Título: Integração pelo gás
Autor: Flavia Oliveira
Fonte: O Globo, 04/01/2006, Economia, p. 20

Quando a Europa se depara, em pleno inverno, com o risco de falta de gás em razão do embate entre Rússia e Ucrânia, a América do Sul desenha sua integração no setor energético. Será na segunda quinzena deste mês, em Caracas, a primeira reunião do grupo de trabalho designado pelos governos de Venezuela, Brasil e Argentina para discutir a construção do chamado Gasoduto Bolivariano. A Petrobras integra a equipe técnica brasileira e já tem pronta uma avaliação do projeto, incluindo uma proposta do trajeto do gás.

A estatal entrou nas discussões sobre o gasoduto no primeiro semestre do ano passado, durante um seminário do qual participaram Ildo Sauer, diretor de Gás e Energia da Petrobras, e Eulogio Delfino, diretor da PDVSA, a estatal venezuelana do petróleo. Em junho, ficou pronto o primeiro diagnóstico, que considerou viável a construção do gasoduto, que sairia da Venezuela e cruzaria o Brasil até chegar à Argentina.

A Venezuela, que detém as maiores reservas de gás da região, tem interesse no projeto para se integrar definitivamente aos vizinhos sul-americanos e para desenvolver seu interior. A Argentina, onde o gás é parte importante da matriz energética, precisa de novas fontes da matéria-prima. Por isso o passo inicial do gasoduto foi a assinatura, em novembro de 2005, do acordo de cooperação entre os presidentes Hugo Chávez e Néstor Kirchner.

No mês seguinte, durante a 29ª Cúpula do Mercosul, foi a vez de o presidente Luiz Inácio Lula da Silva aderir ao projeto. O Brasil é parte obrigatória nas negociações, porque o gasoduto não pode atravessar os Andes, onde há abalos sísmicos, explica Darc Costa, ex-vice-presidente do BNDES e consultor da área.

O estudo de viabilidade da Petrobras prevê que o gasoduto transportaria 150 milhões de metros cúbicos de gás por dia. Isso equivale a um milhão de barris de petróleo diários, o que representa metade do consumo de Brasil e Argentina juntos e cinco vezes o volume que a Bolívia nos fornece atualmente. Dois terços do gás vindo da Venezuela ficariam no Brasil; o restante iria para os argentinos. Há ainda a intenção de interligar a estrutura ao gasoduto Bolívia-Brasil e de fazê-la chegar ao Chile, ao Peru, ao Uruguai e ao Paraguai.

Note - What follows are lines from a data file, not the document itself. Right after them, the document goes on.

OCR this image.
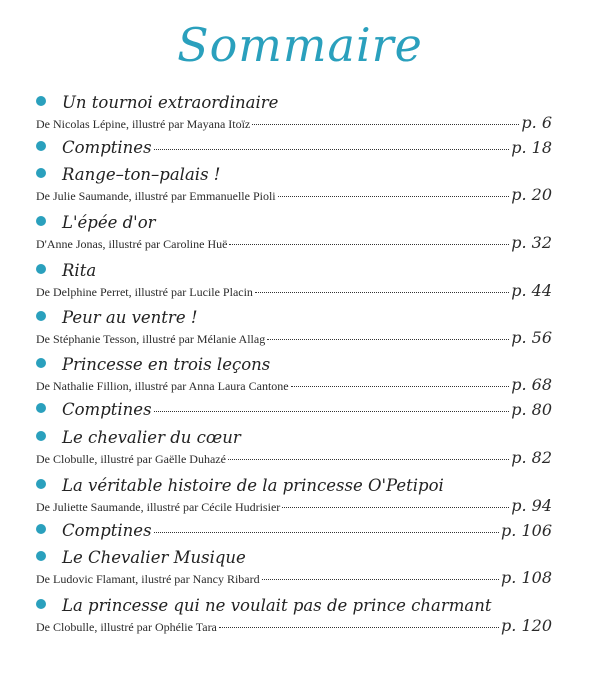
Sommaire
Un tournoi extraordinaire
De Nicolas Lépine, illustré par Mayana Itoïz	p. 6
Comptines	p. 18
Range–ton–palais !
De Julie Saumande, illustré par Emmanuelle Pioli	p. 20
L'épée d'or
D'Anne Jonas, illustré par Caroline Huë	p. 32
Rita
De Delphine Perret, illustré par Lucile Placin	p. 44
Peur au ventre !
De Stéphanie Tesson, illustré par Mélanie Allag	p. 56
Princesse en trois leçons
De Nathalie Fillion, illustré par Anna Laura Cantone	p. 68
Comptines	p. 80
Le chevalier du cœur
De Clobulle, illustré par Gaëlle Duhazé	p. 82
La véritable histoire de la princesse O'Petipoi
De Juliette Saumande, illustré par Cécile Hudrisier	p. 94
Comptines	p. 106
Le Chevalier Musique
De Ludovic Flamant, ilustré par Nancy Ribard	p. 108
La princesse qui ne voulait pas de prince charmant
De Clobulle, illustré par Ophélie Tara	p. 120
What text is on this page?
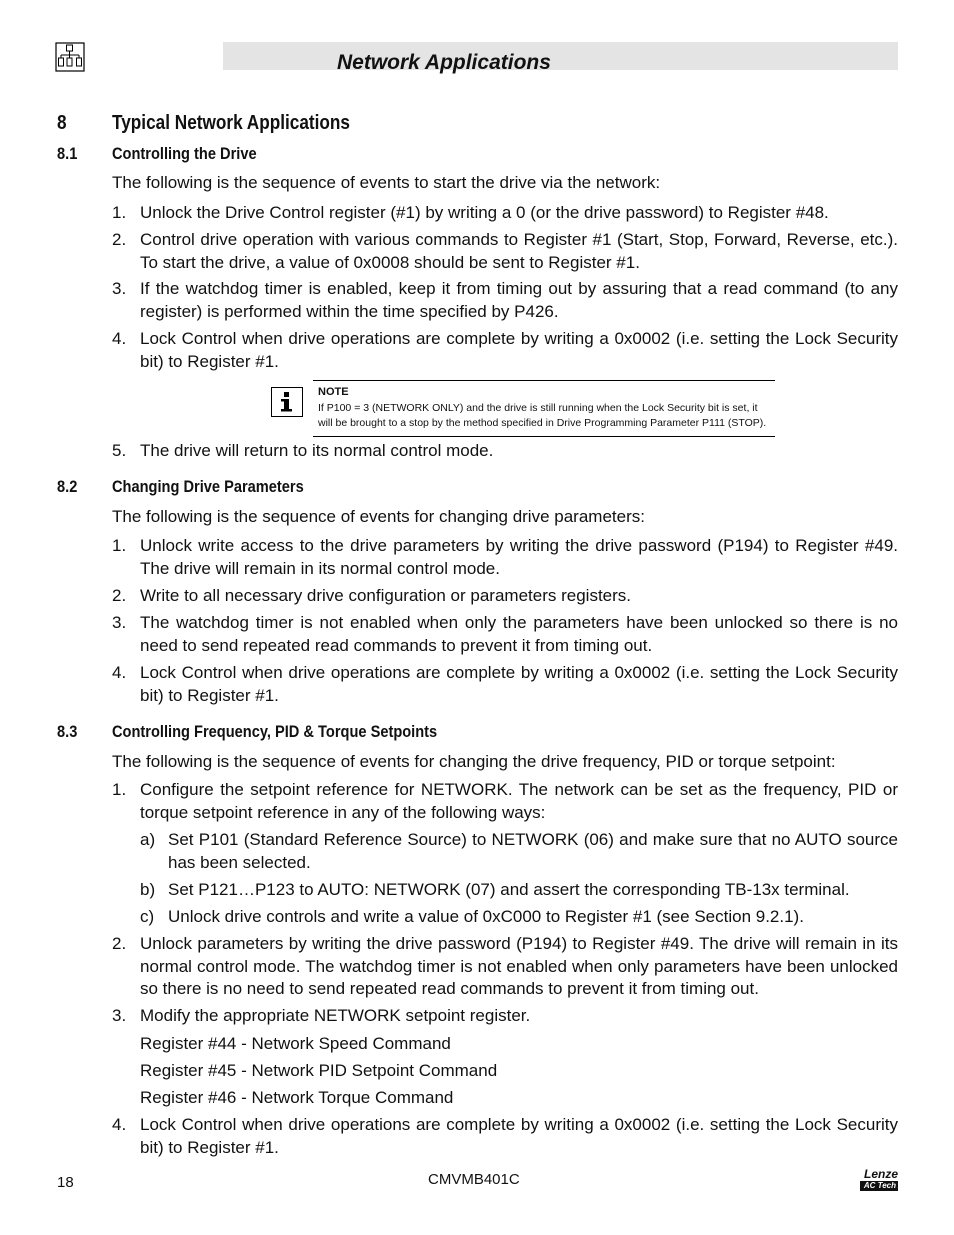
Network Applications
8 Typical Network Applications
8.1 Controlling the Drive
The following is the sequence of events to start the drive via the network:
1. Unlock the Drive Control register (#1) by writing a 0 (or the drive password) to Register #48.
2. Control drive operation with various commands to Register #1 (Start, Stop, Forward, Reverse, etc.). To start the drive, a value of 0x0008 should be sent to Register #1.
3. If the watchdog timer is enabled, keep it from timing out by assuring that a read command (to any register) is performed within the time specified by P426.
4. Lock Control when drive operations are complete by writing a 0x0002 (i.e. setting the Lock Security bit) to Register #1.
NOTE
If P100 = 3 (NETWORK ONLY) and the drive is still running when the Lock Security bit is set, it will be brought to a stop by the method specified in Drive Programming Parameter P111 (STOP).
5. The drive will return to its normal control mode.
8.2 Changing Drive Parameters
The following is the sequence of events for changing drive parameters:
1. Unlock write access to the drive parameters by writing the drive password (P194) to Register #49. The drive will remain in its normal control mode.
2. Write to all necessary drive configuration or parameters registers.
3. The watchdog timer is not enabled when only the parameters have been unlocked so there is no need to send repeated read commands to prevent it from timing out.
4. Lock Control when drive operations are complete by writing a 0x0002 (i.e. setting the Lock Security bit) to Register #1.
8.3 Controlling Frequency, PID & Torque Setpoints
The following is the sequence of events for changing the drive frequency, PID or torque setpoint:
1. Configure the setpoint reference for NETWORK. The network can be set as the frequency, PID or torque setpoint reference in any of the following ways:
a) Set P101 (Standard Reference Source) to NETWORK (06) and make sure that no AUTO source has been selected.
b) Set P121…P123 to AUTO: NETWORK (07) and assert the corresponding TB-13x terminal.
c) Unlock drive controls and write a value of 0xC000 to Register #1 (see Section 9.2.1).
2. Unlock parameters by writing the drive password (P194) to Register #49. The drive will remain in its normal control mode. The watchdog timer is not enabled when only parameters have been unlocked so there is no need to send repeated read commands to prevent it from timing out.
3. Modify the appropriate NETWORK setpoint register.
Register #44 - Network Speed Command
Register #45 - Network PID Setpoint Command
Register #46 - Network Torque Command
4. Lock Control when drive operations are complete by writing a 0x0002 (i.e. setting the Lock Security bit) to Register #1.
18	CMVMB401C	Lenze
AC Tech
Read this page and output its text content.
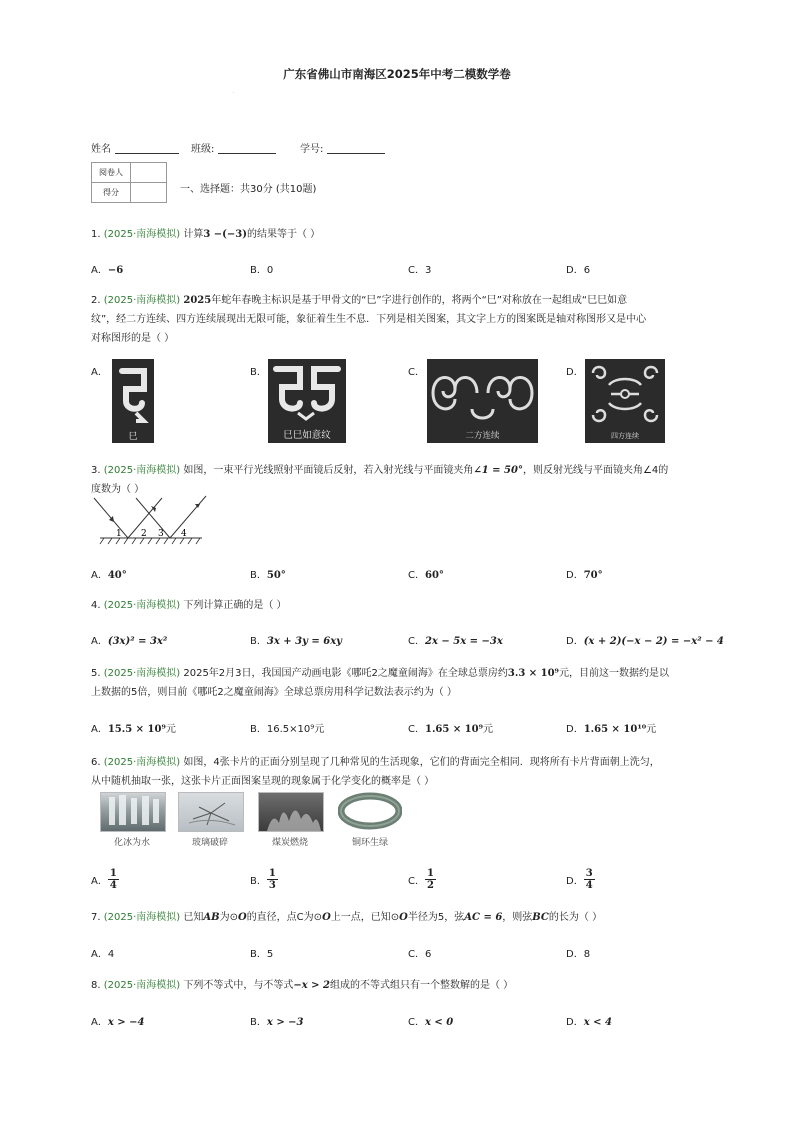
广东省佛山市南海区2025年中考二模数学卷
·
姓名	班级:	学号:
阅卷人	
得分		一、选择题：共30分 (共10题)
1. (2025·南海模拟) 计算3 −(−3)的结果等于（ ）
A．−6	B．0	C．3	D．6
2. (2025·南海模拟) 2025年蛇年春晚主标识是基于甲骨文的“巳”字进行创作的，将两个“巳”对称放在一起组成“巳巳如意
纹”，经二方连续、四方连续展现出无限可能，象征着生生不息．下列是相关图案，其文字上方的图案既是轴对称图形又是中心
对称图形的是（ ）
A．	B．	C．	D．
巳	巳巳如意纹	二方连续	四方连续
3. (2025·南海模拟) 如图，一束平行光线照射平面镜后反射，若入射光线与平面镜夹角∠1 = 50°，则反射光线与平面镜夹角∠4的
度数为（ ）
1 2 3 4
A．40°	B．50°	C．60°	D．70°
4. (2025·南海模拟) 下列计算正确的是（ ）
A．(3x)² = 3x²	B．3x + 3y = 6xy	C．2x − 5x = −3x	D．(x + 2)(−x − 2) = −x² − 4
5. (2025·南海模拟) 2025年2月3日，我国国产动画电影《哪吒2之魔童闹海》在全球总票房约3.3 × 10⁹元，目前这一数据约是以
上数据的5倍，则目前《哪吒2之魔童闹海》全球总票房用科学记数法表示约为（ ）
A．15.5 × 10⁹元	B．16.5×10⁹元	C．1.65 × 10⁹元	D．1.65 × 10¹⁰元
6. (2025·南海模拟) 如图，4张卡片的正面分别呈现了几种常见的生活现象，它们的背面完全相同．现将所有卡片背面朝上洗匀，
从中随机抽取一张，这张卡片正面图案呈现的现象属于化学变化的概率是（ ）
化冰为水	玻璃破碎	煤炭燃烧	铜环生绿
A． $\frac{1}{4}$	B． $\frac{1}{3}$	C． $\frac{1}{2}$	D． $\frac{3}{4}$
7. (2025·南海模拟) 已知AB为⊙O的直径，点C为⊙O上一点，已知⊙O半径为5，弦AC = 6，则弦BC的长为（ ）
A．4	B．5	C．6	D．8
8. (2025·南海模拟) 下列不等式中，与不等式−x > 2组成的不等式组只有一个整数解的是（ ）
A．x > −4	B．x > −3	C．x < 0	D．x < 4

¿ Por isso, esse projeto estrutura energeticamente o continente sul-americano ¿ diz Darc Costa.

Ildo Sauer calcula que o gasoduto proporcionaria uma economia anual de até US$10 bilhões em gastos com petróleo. Com isso, em dois anos, afirma, o projeto estaria economicamente pago. O valor do investimento, segundo a Petrobras, varia de US$18,3 bilhões a US$22,6 bilhões, se acompanhar o traçado do mapa abaixo. Num primeiro desenho, em que o gasoduto desceria até Manaus, o custo estimado chegaria a US$25,8 bilhões.

¿ O projeto é viável. Não há banco que não queira financiá-lo ¿ diz Sauer.

Pelo desenho atual, o gasoduto atravessaria as principais províncias minerais do Norte e supriria as deficiências energéticas do Nordeste, especialmente Maranhão, Piauí e Ceará, e do Centro-Oeste. A construção, prevista para durar de meia a uma década, geraria 570 mil empregos por ano.